I have a large list of tuples e.g. [ (1,2), (1,3), (1,4), (2,1), (2,3) ]
etc. I want to convert it to [ (1, [1,2,3,4]), (2, [1,3] ) ]
efficiently. I am grouping tuples by the first element of each tuple i.e. (1,2), (1,3), (1,4)
becomes (1, [2,3,4])
(also see the Haskell version below). I doubt that this can be done in one pass? The input list is always ordered.
In python
in tried using defaultdict
which I thought was the natural solution without reinventing the wheel. It works well but it does not preserve the order of keys. One solution is to use ordered defaultdict
as explained here.
Anyway, I'd like to know the language independent and efficient solution to this problem. My current solution requires two passes and one call to set( )
on a list.
Update
I am thinking of implementing following Haskell version:
a = [ (1,2), (1,3), (1,4), (2,1), (2,3) ]
b = groupBy (\ x y -> fst x == fst y )
b
[[(1,2),(1,3),(1,4)],[(2,1),(2,3)]]
map (\x -> (fst .head $ x, map snd x ) ) b
[(1,[2,3,4]),(2,[1,3])]
Performance of answers
I implemented two answers (coldspeed and pm2ring). On moderate size lists (upto 10^4 elements) PM2 ring solution is faster; at size 10^5, both takes same time, on larger list COLDSPEED starts winning. Below are the numbers (with python3).
First column is number of entries in list, second is time taken by coldspeed
and third column has time taken by pm2 ring
solutions.
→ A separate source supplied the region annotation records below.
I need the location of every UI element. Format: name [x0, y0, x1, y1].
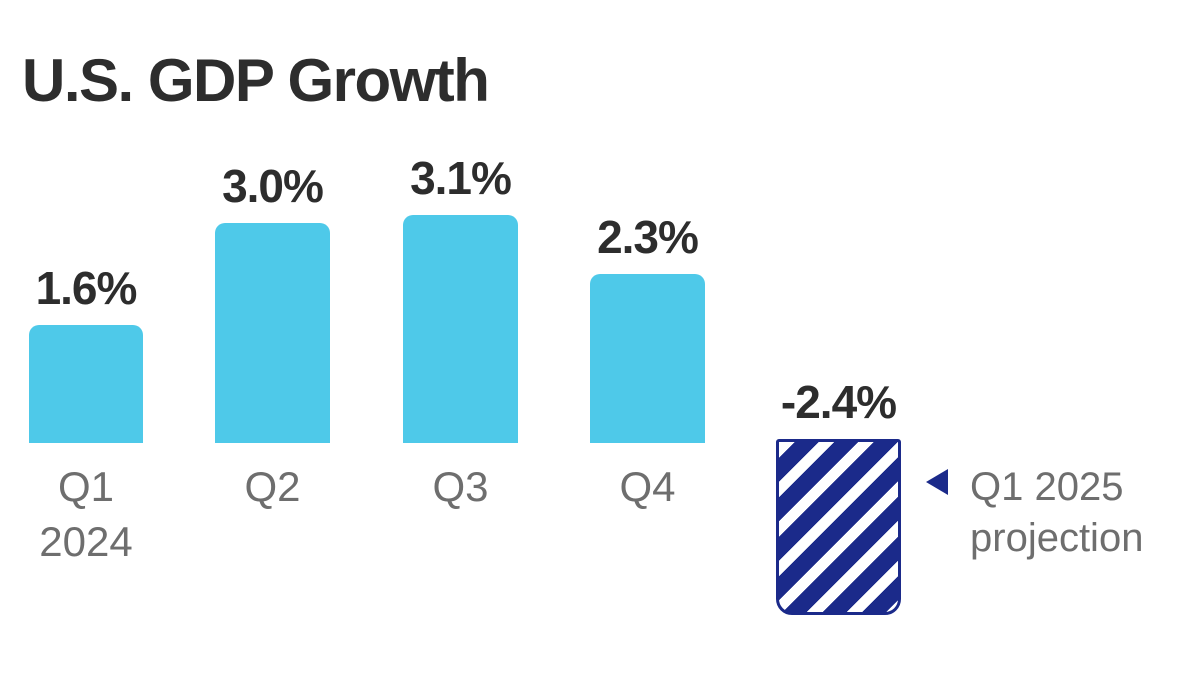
- annotation-line1: Q1 2025: [970, 465, 1124, 509]
- value-label-q1-2024: 1.6%: [35, 262, 138, 315]
- tick-label-q1-2024: Q1 2024: [39, 463, 133, 565]
- tick-label-q3: Q3: [432, 463, 489, 510]
- value-label-q4: 2.3%: [597, 210, 699, 263]
- tick-label-q4: Q4: [619, 463, 676, 510]
- bar-q3: [403, 215, 518, 443]
- annotation-line2: projection: [970, 516, 1144, 561]
- tick-label-q2: Q2: [244, 463, 301, 510]
- left-triangle-icon: [926, 469, 948, 495]
- value-label-q1-2025-projection: -2.4%: [780, 376, 897, 428]
- projection-annotation: Q1 2025 projection: [926, 462, 1143, 564]
- bar-q2: [215, 222, 330, 443]
- chart-title: U.S. GDP Growth: [22, 47, 490, 114]
- value-label-q3: 3.1%: [410, 152, 512, 205]
- value-label-q2: 3.0%: [222, 159, 324, 212]
- bar-q1-2025-projection: [776, 439, 901, 616]
- bar-q1-2024: [29, 325, 143, 443]
- annotation-text: Q1 2025 projection: [970, 462, 1143, 564]
- bar-q4: [590, 273, 705, 443]
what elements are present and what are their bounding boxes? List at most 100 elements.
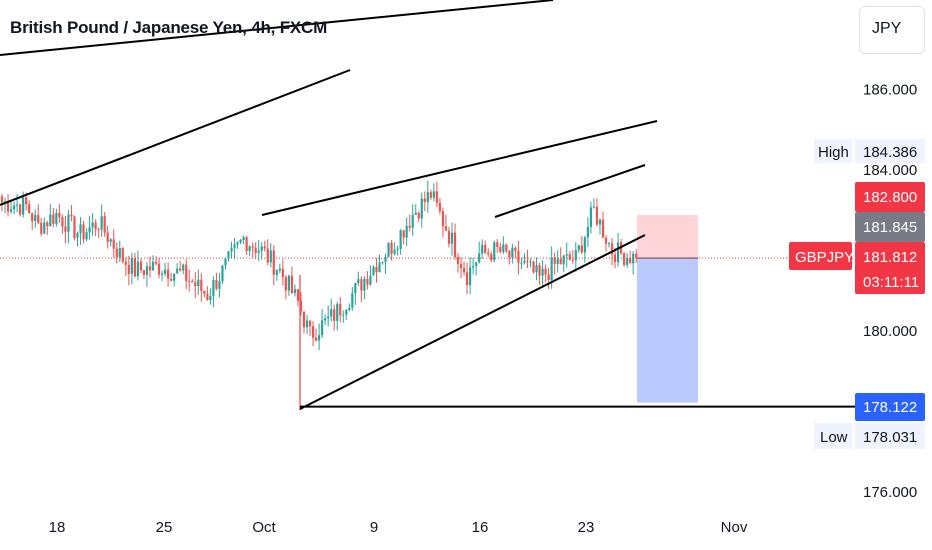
prev-close-tag-text: 181.845 [863, 219, 917, 236]
candle-body [139, 261, 143, 271]
candle-body [215, 280, 218, 289]
candle-body [339, 304, 342, 316]
candle-body [520, 262, 523, 264]
target-level-tag: 178.122 [855, 393, 925, 421]
candle-body [511, 247, 514, 258]
candle-body [586, 227, 589, 238]
trendline[interactable] [0, 69, 351, 206]
take-profit-zone[interactable] [637, 258, 698, 403]
candle-body [19, 204, 22, 215]
high-value-bg [855, 139, 925, 163]
trendline[interactable] [0, 0, 554, 56]
candle-body [209, 295, 212, 300]
candle-body [589, 207, 592, 228]
candle-body [311, 326, 315, 338]
candle-body [194, 282, 197, 287]
candle-body [547, 274, 550, 281]
candle-body [607, 243, 611, 245]
low-label: Low [820, 429, 848, 446]
candle-body [284, 277, 287, 291]
candle-body [408, 225, 411, 228]
candle-body [514, 247, 517, 252]
candle-body [532, 261, 535, 273]
candle-body [444, 226, 448, 231]
candle-body [151, 261, 155, 271]
candle-body [179, 268, 182, 271]
candle-body [109, 239, 112, 242]
candle-body [287, 275, 290, 291]
trendline[interactable] [494, 164, 646, 218]
candle-body [16, 204, 19, 206]
candle-body [456, 257, 460, 265]
price-tick-label: 180.000 [863, 323, 917, 340]
candle-body [31, 213, 34, 222]
candle-body [604, 237, 608, 244]
candle-body [52, 214, 55, 224]
candle-body [411, 214, 414, 228]
candle-body [402, 230, 405, 238]
candle-body [375, 266, 378, 273]
candle-body [55, 212, 58, 224]
candle-body [82, 224, 85, 240]
candle-body [136, 261, 139, 277]
time-axis-label: 9 [370, 519, 378, 536]
candle-body [414, 212, 417, 215]
candle-body [157, 263, 161, 275]
low-value-bg [855, 423, 925, 449]
candle-body [278, 268, 281, 271]
prev-close-tag: 181.845 [855, 212, 925, 242]
candle-body [387, 242, 390, 258]
candle-body [127, 264, 130, 274]
stop-loss-zone[interactable] [637, 215, 698, 259]
candle-body [203, 290, 206, 294]
candle-body [254, 247, 257, 253]
candle-body [499, 246, 502, 253]
candle-body [275, 270, 278, 275]
candle-body [496, 242, 499, 247]
candle-body [420, 198, 423, 219]
candle-body [43, 222, 46, 234]
time-axis-label: 18 [49, 519, 66, 536]
price-tick-label: 176.000 [863, 484, 917, 501]
candle-body [484, 244, 487, 253]
candle-body [224, 258, 227, 266]
candle-body [221, 265, 224, 282]
trendline[interactable] [261, 120, 658, 216]
candle-body [218, 281, 221, 289]
candle-body [535, 265, 538, 273]
candle-body [562, 255, 565, 265]
candle-body [559, 259, 562, 265]
currency-selector[interactable]: JPY [859, 6, 925, 54]
candle-body [616, 242, 620, 263]
candle-body [354, 282, 357, 293]
candle-body [3, 201, 7, 203]
high-value: 184.386 [863, 144, 917, 161]
candle-body [330, 309, 333, 317]
candle-body [160, 273, 164, 275]
candle-body [490, 254, 493, 261]
candle-body [318, 335, 321, 341]
candle-body [145, 266, 149, 275]
candle-body [34, 215, 37, 222]
candle-body [399, 230, 402, 249]
candle-body [49, 214, 52, 227]
candle-body [390, 242, 393, 254]
candle-body [432, 191, 435, 198]
candle-body [6, 201, 10, 212]
candle-body [487, 252, 490, 255]
candle-body [188, 281, 191, 283]
candle-body [257, 250, 260, 253]
candle-body [251, 246, 254, 248]
candle-body [348, 307, 351, 311]
candle-body [37, 215, 40, 223]
prev-close-tag-bg [855, 212, 925, 242]
candle-body [85, 232, 88, 240]
time-axis-label: 16 [472, 519, 489, 536]
candle-body [610, 243, 614, 255]
trendline[interactable] [299, 234, 646, 410]
candle-body [481, 244, 484, 254]
candle-body [176, 268, 179, 274]
candle-body [366, 278, 369, 285]
candle-body [478, 253, 481, 263]
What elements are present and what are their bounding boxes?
All times are in second.
10 0.0001 0.0000
100 0.0001 0.0000
1000 0.0005 0.0001
10000 0.0044 0.0014
100000 0.0517 0.0452
1000000 0.5579 1.5249
Script is here http://github.com/dilawar/playground/raw/master/Python/so_group_tuple.py
With Ashwini optimization
PM 2Ring
solution is even faster (roughly 3x - 5x) with Ashwini's suggestions.
10 4.887580871582031e-05 1.2636184692382812e-05
100 0.00010132789611816406 2.0742416381835938e-05
1000 0.0005109310150146484 0.000110626220703125
10000 0.004467487335205078 0.0009067058563232422
100000 0.05056118965148926 0.017516136169433594
1000000 0.6100358963012695 0.26450490951538086
10000000 6.092756509780884 2.8253660202026367
With PYPY
Somewhat mixed results. Last column is ratio of column 2 and column 3.
pypy so_group_tuple.py
(10, [1.6927719116210938e-05, 3.409385681152344e-05], 0.4965034965034965)
(100, [4.601478576660156e-05, 8.296966552734375e-05], 0.5545977011494253)
(1000, [0.010258913040161133, 0.0019040107727050781], 5.388054094665665)
(10000, [0.0002448558807373047, 0.00021600723266601562], 1.1335540838852096)
(100000, [0.002658843994140625, 0.0018231868743896484], 1.45834967961292)
(1000000, [0.0833890438079834, 0.02979302406311035], 2.7989452709245284)
(10000000, [1.0556740760803223, 0.6789278984069824], 1.5549133841124023)
I am going with PM 2Ring
solution since it is much faster till list size 10^5.